I know I’m really late with the pumpkin recipes. I meant to post something with pumpkin in it while it was still October, but it didn’t happen. Technically, we’re still in Autumn, and therefore pumpkin recipes are still in, right?
I was looking for a simple, yet delicious pumpkin cookie. I developed this recipe, adding a chai-inspired twist to it, with cardamom and cloves to accompany the cinnamon.
The result was delicious, and a great complement to the Autumn season!

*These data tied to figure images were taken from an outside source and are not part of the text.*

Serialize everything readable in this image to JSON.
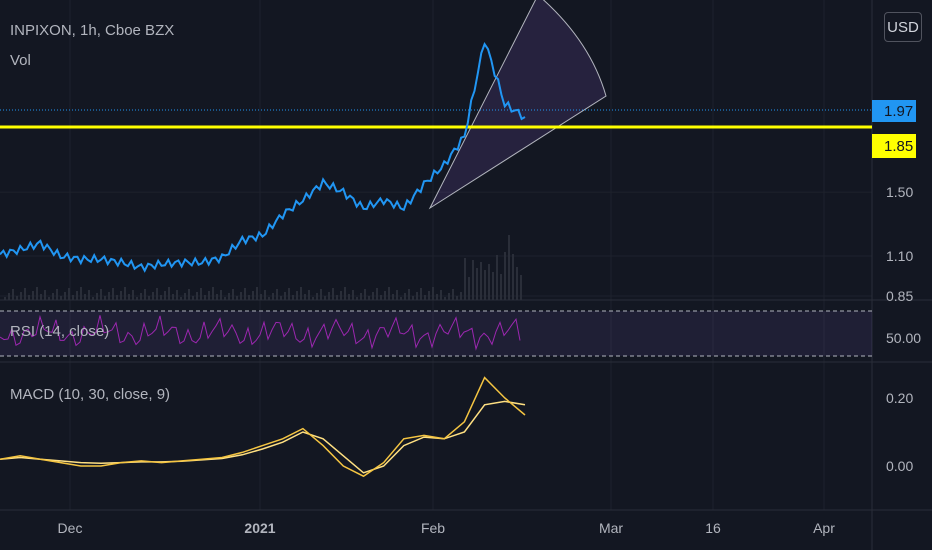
{
  "header": {
    "symbol_line": "INPIXON, 1h, Cboe BZX",
    "volume_label": "Vol",
    "currency_button": "USD"
  },
  "colors": {
    "background": "#131722",
    "price_line": "#2196f3",
    "horizontal_level": "#ffff00",
    "rsi_line": "#9c27b0",
    "rsi_band": "#7e57c2",
    "macd_line": "#f5c542",
    "signal_line": "#ffe082",
    "volume_bar": "#2a2e39",
    "grid": "#1e222d"
  },
  "indicators": {
    "rsi_label": "RSI (14, close)",
    "macd_label": "MACD (10, 30, close, 9)"
  },
  "chart_data": {
    "type": "line",
    "title": "INPIXON, 1h, Cboe BZX",
    "x_ticks": [
      "Dec",
      "2021",
      "Feb",
      "Mar",
      "16",
      "Apr"
    ],
    "price": {
      "y_ticks": [
        0.85,
        1.1,
        1.5
      ],
      "last_price": "1.97",
      "level_price": "1.85",
      "series": {
        "name": "",
        "x": [
          "Nov 23",
          "Nov 26",
          "Nov 30",
          "Dec 3",
          "Dec 7",
          "Dec 10",
          "Dec 14",
          "Dec 17",
          "Dec 21",
          "Dec 24",
          "Dec 28",
          "Dec 31",
          "Jan 4",
          "Jan 7",
          "Jan 11",
          "Jan 14",
          "Jan 18",
          "Jan 21",
          "Jan 25",
          "Jan 28",
          "Feb 1",
          "Feb 4",
          "Feb 7",
          "Feb 9",
          "Feb 11",
          "Feb 12",
          "Feb 13"
        ],
        "values": [
          1.11,
          1.14,
          1.18,
          1.1,
          1.08,
          1.08,
          1.06,
          1.03,
          1.05,
          1.06,
          1.06,
          1.09,
          1.2,
          1.23,
          1.36,
          1.45,
          1.56,
          1.5,
          1.4,
          1.45,
          1.4,
          1.55,
          1.67,
          1.85,
          2.45,
          2.05,
          1.97
        ]
      }
    },
    "rsi": {
      "y_ticks": [
        50.0
      ],
      "band": [
        30,
        70
      ]
    },
    "macd": {
      "y_ticks": [
        0.0,
        0.2
      ],
      "macd": [
        0.02,
        0.03,
        0.02,
        0.01,
        0.0,
        0.0,
        0.01,
        0.015,
        0.01,
        0.015,
        0.02,
        0.025,
        0.04,
        0.06,
        0.08,
        0.11,
        0.06,
        0.0,
        -0.03,
        0.01,
        0.08,
        0.09,
        0.08,
        0.13,
        0.26,
        0.2,
        0.15
      ],
      "signal": [
        0.02,
        0.025,
        0.02,
        0.015,
        0.01,
        0.008,
        0.01,
        0.012,
        0.012,
        0.014,
        0.018,
        0.022,
        0.033,
        0.05,
        0.07,
        0.1,
        0.08,
        0.03,
        -0.02,
        0.0,
        0.06,
        0.085,
        0.08,
        0.1,
        0.18,
        0.19,
        0.18
      ]
    }
  }
}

CHAI-SPICED CHOCOLATE CHIP PUMPKIN COOKIES
- 1/2 lb unsalted butter
- 1/4 cup light or dark brown sugar
- 4 tablespoons pumpkin purée
- 2 cups whole wheat flour
- 1 and 1/2 teaspoons ground cinnamon
- 1/4 teaspoon ground cardamom
- 1/4 teaspoon ground cloves
- 1/2 cup semi-sweet chocolate chips
1. In a large bowl, cream the butter and brown sugar together until smooth. Whisk in the pumpkin.

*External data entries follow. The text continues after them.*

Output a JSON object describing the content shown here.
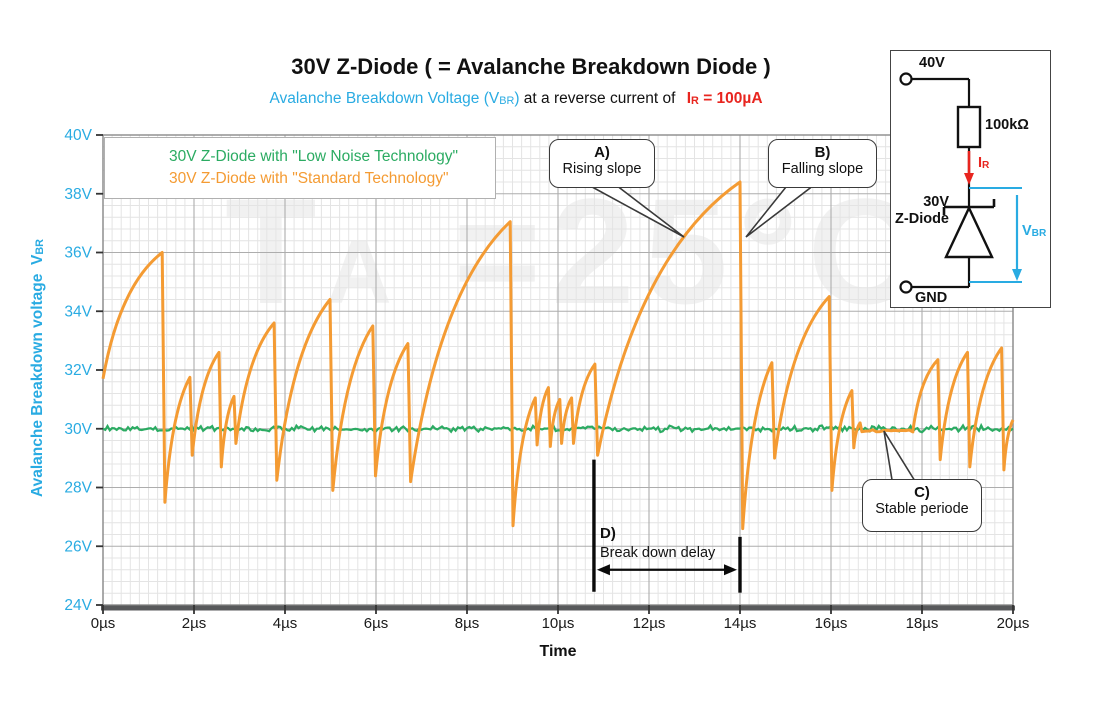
{
  "header": {
    "title": "30V Z-Diode ( = Avalanche Breakdown Diode )",
    "subtitle_cyan_pre": "Avalanche Breakdown Voltage (V",
    "subtitle_cyan_sub": "BR",
    "subtitle_cyan_post": ")",
    "subtitle_mid": "at a reverse current of",
    "subtitle_red_pre": "I",
    "subtitle_red_sub": "R",
    "subtitle_red_post": " = 100µA"
  },
  "watermark": {
    "t": "T",
    "sub": "A",
    "rest": " =25°C"
  },
  "axes": {
    "y_title_main": "Avalanche Breakdown voltage",
    "y_title_v": "V",
    "y_title_sub": "BR",
    "x_title": "Time"
  },
  "legend": {
    "items": [
      {
        "label": "30V Z-Diode with \"Low Noise Technology\"",
        "color": "#2BAB62"
      },
      {
        "label": "30V Z-Diode with \"Standard Technology\"",
        "color": "#F49B33"
      }
    ]
  },
  "annotations": {
    "a": {
      "line1": "A)",
      "line2": "Rising slope"
    },
    "b": {
      "line1": "B)",
      "line2": "Falling slope"
    },
    "c": {
      "line1": "C)",
      "line2": "Stable periode"
    },
    "d": {
      "line1": "D)",
      "line2": "Break down delay",
      "t_start": 10.79,
      "t_end": 14.0,
      "arrow_v": 25.2,
      "left_bar_v": [
        24.45,
        28.95
      ],
      "right_bar_v": [
        24.42,
        26.32
      ]
    }
  },
  "circuit": {
    "supply": "40V",
    "resistor": "100kΩ",
    "current_pre": "I",
    "current_sub": "R",
    "diode_line1": "30V",
    "diode_line2": "Z-Diode",
    "vbr_pre": "V",
    "vbr_sub": "BR",
    "ground": "GND"
  },
  "colors": {
    "green": "#2BAB62",
    "orange": "#F49B33",
    "cyan": "#29ABE2",
    "red": "#E8251F",
    "grid_minor": "#e4e4e4",
    "grid_major": "#adadad",
    "border": "#8a8a8a",
    "axis_bar": "#58595b"
  },
  "chart_data": {
    "type": "line",
    "title": "30V Z-Diode ( = Avalanche Breakdown Diode )",
    "xlabel": "Time",
    "ylabel": "Avalanche Breakdown voltage VBR",
    "xlim": [
      0,
      20
    ],
    "ylim": [
      24,
      40
    ],
    "x_major": 2,
    "x_minor": 0.2,
    "y_major": 2,
    "y_minor": 0.4,
    "x_ticks": [
      "0µs",
      "2µs",
      "4µs",
      "6µs",
      "8µs",
      "10µs",
      "12µs",
      "14µs",
      "16µs",
      "18µs",
      "20µs"
    ],
    "y_ticks": [
      "24V",
      "26V",
      "28V",
      "30V",
      "32V",
      "34V",
      "36V",
      "38V",
      "40V"
    ],
    "grid": true,
    "legend_position": "top-left",
    "series": [
      {
        "name": "30V Z-Diode with \"Low Noise Technology\"",
        "color": "#2BAB62",
        "shape": "flat-noise",
        "baseline": 30.0,
        "noise_amplitude": 0.12
      },
      {
        "name": "30V Z-Diode with \"Standard Technology\"",
        "color": "#F49B33",
        "shape": "sawtooth",
        "start": [
          0.0,
          31.7
        ],
        "segments": [
          {
            "type": "rise",
            "to": [
              1.3,
              36.0
            ]
          },
          {
            "type": "fall",
            "to": [
              1.36,
              27.5
            ]
          },
          {
            "type": "rise",
            "to": [
              1.91,
              31.75
            ]
          },
          {
            "type": "fall",
            "to": [
              1.96,
              29.1
            ]
          },
          {
            "type": "rise",
            "to": [
              2.55,
              32.6
            ]
          },
          {
            "type": "fall",
            "to": [
              2.6,
              28.7
            ]
          },
          {
            "type": "rise",
            "to": [
              2.88,
              31.1
            ]
          },
          {
            "type": "fall",
            "to": [
              2.92,
              29.5
            ]
          },
          {
            "type": "rise",
            "to": [
              3.76,
              33.6
            ]
          },
          {
            "type": "fall",
            "to": [
              3.82,
              28.25
            ]
          },
          {
            "type": "rise",
            "to": [
              4.99,
              34.4
            ]
          },
          {
            "type": "fall",
            "to": [
              5.05,
              27.9
            ]
          },
          {
            "type": "rise",
            "to": [
              5.93,
              33.5
            ]
          },
          {
            "type": "fall",
            "to": [
              5.99,
              28.4
            ]
          },
          {
            "type": "rise",
            "to": [
              6.7,
              32.9
            ]
          },
          {
            "type": "fall",
            "to": [
              6.76,
              28.2
            ]
          },
          {
            "type": "rise",
            "to": [
              8.95,
              37.05
            ]
          },
          {
            "type": "fall",
            "to": [
              9.01,
              26.7
            ]
          },
          {
            "type": "rise",
            "to": [
              9.5,
              31.05
            ]
          },
          {
            "type": "fall",
            "to": [
              9.54,
              29.45
            ]
          },
          {
            "type": "rise",
            "to": [
              9.79,
              31.4
            ]
          },
          {
            "type": "fall",
            "to": [
              9.83,
              29.4
            ]
          },
          {
            "type": "rise",
            "to": [
              10.04,
              31.0
            ]
          },
          {
            "type": "fall",
            "to": [
              10.08,
              29.5
            ]
          },
          {
            "type": "rise",
            "to": [
              10.3,
              31.05
            ]
          },
          {
            "type": "fall",
            "to": [
              10.34,
              29.5
            ]
          },
          {
            "type": "rise",
            "to": [
              10.81,
              32.2
            ]
          },
          {
            "type": "fall",
            "to": [
              10.87,
              29.1
            ]
          },
          {
            "type": "rise",
            "to": [
              14.0,
              38.4
            ]
          },
          {
            "type": "fall",
            "to": [
              14.06,
              26.6
            ]
          },
          {
            "type": "rise",
            "to": [
              14.7,
              32.25
            ]
          },
          {
            "type": "fall",
            "to": [
              14.76,
              29.0
            ]
          },
          {
            "type": "rise",
            "to": [
              15.96,
              34.5
            ]
          },
          {
            "type": "fall",
            "to": [
              16.02,
              27.9
            ]
          },
          {
            "type": "rise",
            "to": [
              16.46,
              31.3
            ]
          },
          {
            "type": "fall",
            "to": [
              16.5,
              29.35
            ]
          },
          {
            "type": "rise",
            "to": [
              16.64,
              30.2
            ]
          },
          {
            "type": "fall",
            "to": [
              16.68,
              29.9
            ]
          },
          {
            "type": "stable",
            "to": [
              17.8,
              29.93
            ]
          },
          {
            "type": "rise",
            "to": [
              18.35,
              32.35
            ]
          },
          {
            "type": "fall",
            "to": [
              18.4,
              28.95
            ]
          },
          {
            "type": "rise",
            "to": [
              19.0,
              32.6
            ]
          },
          {
            "type": "fall",
            "to": [
              19.05,
              28.7
            ]
          },
          {
            "type": "rise",
            "to": [
              19.75,
              32.75
            ]
          },
          {
            "type": "fall",
            "to": [
              19.8,
              28.6
            ]
          },
          {
            "type": "rise",
            "to": [
              20.0,
              30.3
            ]
          }
        ]
      }
    ]
  }
}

2. In another bowl, toss the flour, cinnamon, cardamom, and cloves. Add this dry mixture slowly to the wet mixture until fully incorporated. Mix with a large spoon or spatula. If the dough is still a bit crumbly, or is not fully keeping its shape, add 1-2 tablespoons of oil. Fold in chocolate chips. Cover the dough and chill for 30 minutes. Chilling the dough will help in rolling them into cookies.

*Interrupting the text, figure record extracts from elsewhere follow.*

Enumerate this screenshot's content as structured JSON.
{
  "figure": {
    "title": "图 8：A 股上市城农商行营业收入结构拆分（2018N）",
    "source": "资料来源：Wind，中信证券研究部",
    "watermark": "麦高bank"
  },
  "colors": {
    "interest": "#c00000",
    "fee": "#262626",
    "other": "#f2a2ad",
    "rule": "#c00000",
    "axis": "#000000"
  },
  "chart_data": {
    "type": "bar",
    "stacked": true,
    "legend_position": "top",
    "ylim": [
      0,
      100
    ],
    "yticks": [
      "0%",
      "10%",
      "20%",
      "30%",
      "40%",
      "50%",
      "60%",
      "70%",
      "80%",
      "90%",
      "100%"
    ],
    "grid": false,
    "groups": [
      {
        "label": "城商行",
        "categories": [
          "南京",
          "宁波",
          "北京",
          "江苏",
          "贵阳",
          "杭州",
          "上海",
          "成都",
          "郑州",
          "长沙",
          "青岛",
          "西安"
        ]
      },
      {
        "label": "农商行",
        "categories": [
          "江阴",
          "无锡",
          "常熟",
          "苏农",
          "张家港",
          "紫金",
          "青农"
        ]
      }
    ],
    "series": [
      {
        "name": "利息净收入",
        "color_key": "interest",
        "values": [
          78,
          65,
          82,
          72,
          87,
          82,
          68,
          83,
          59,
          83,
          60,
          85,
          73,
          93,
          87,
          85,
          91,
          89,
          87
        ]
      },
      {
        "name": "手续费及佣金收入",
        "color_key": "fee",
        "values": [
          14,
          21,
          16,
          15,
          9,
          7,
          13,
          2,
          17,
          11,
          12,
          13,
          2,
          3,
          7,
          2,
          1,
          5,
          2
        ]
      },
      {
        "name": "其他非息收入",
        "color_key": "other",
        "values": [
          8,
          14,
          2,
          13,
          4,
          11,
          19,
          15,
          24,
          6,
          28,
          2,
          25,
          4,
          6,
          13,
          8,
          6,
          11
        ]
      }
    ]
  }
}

3. Take the dough out of the refrigerator. Preheat the oven to 375° F and line two large baking sheets with parchment paper or foil.
4. Roll the dough into balls, about 1.5 tablespoons of dough each. Slightly flatten the dough balls because the cookies will only slightly spread in the oven. Bake the cookies for about 16 minutes, turning the cookie sheets halfway, or until golden brown and a fork inserted in the center of the cookies comes out clean.
5. Remove the cookies from the oven and transfer to a wire rack to cool . Leave for about 30 minutes until ready to eat. Cookies can be stored at room temperature for up to 1 week, or may be refrigerated.